Abstract

Molybdenum isotopes (reported as δ98Mo relative to NIST-3134) show resolvable isotope differences in igneous rocks with the continental crust being markedly heavier in isotope composition than mid-ocean ridge lavas, lunar basalts or the Earth’s mantle. The tholeiitic differentiation series at the intra-plate Hekla volcano (Iceland) shows no resolvable Mo isotope differences from basaltic to rhyolitic compositions. In contrast, convergent margin lavas show a transition from isotopically lighter mantle to heavy continental crust, suggesting that subduction processes drive continental crust towards heavier values. Archean komatiitic lavas, presumed probes of the Archean mantle, have Mo isotope values identical to modern depleted mantle, raising the questions if and how the Mo isotope crust-mantle disparity developed so early in Earth’s history. Here we present new Mo isotope data for a set of cumulate rocks from the Upper Zone of late Archean (2.8 Ga) Windimurra Igneous Complex, a mafic/ultramafic layered intrusion. The intrusion is not subduction related and contains no apparent primary hydrous minerals. We tested the effect of crystal fractionation on Mo isotopes in relatively dry melt along a tholeiitic liquid line of descent by using the cumulate effect of normally anhydrous minerals in the layered intrusion. Near mono-mineralic olivine-pyroxene-rich, feldspar-rich and Fe-Ti-rich oxides show small variations (~0.15‰) in Mo isotope signatures.
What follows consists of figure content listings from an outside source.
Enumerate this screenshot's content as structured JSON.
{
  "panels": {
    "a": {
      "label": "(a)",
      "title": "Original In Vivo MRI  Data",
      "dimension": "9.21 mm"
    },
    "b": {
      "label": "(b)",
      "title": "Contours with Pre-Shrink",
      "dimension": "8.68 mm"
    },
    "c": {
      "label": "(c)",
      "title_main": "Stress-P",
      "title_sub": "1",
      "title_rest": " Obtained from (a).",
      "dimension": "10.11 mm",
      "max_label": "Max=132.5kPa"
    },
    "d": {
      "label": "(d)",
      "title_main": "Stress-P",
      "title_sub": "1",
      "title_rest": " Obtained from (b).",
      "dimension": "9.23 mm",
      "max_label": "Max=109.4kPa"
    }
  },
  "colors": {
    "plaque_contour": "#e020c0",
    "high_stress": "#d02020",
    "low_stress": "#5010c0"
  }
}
This is consequently to predominantly isotopically light Fe-Ti-oxide-rich and isotopically heavier feldspar-rich rocks, respectively. This is suggesting minor Mo isotope fractionation, even in dry, tholeiitic systems, which however, counterbalance each other and thus potentially remain undetected. On average, the Windimurra mantle source is indistinguishable, or slightly isotopically lighter than the Mo isotope signature of komatiites. This is reinforcing an isotopically light Mo isotope signature of Archean mantle sources of high-degree mantle melts and is extending these signatures to predominantly mafic Archean crust. It remains to be tested if Archean felsic crust resembles modern continental crust in its heavy isotope values and to which extend the mantle was already isotopically depleted in Mo isotopes at Mesoarchean time.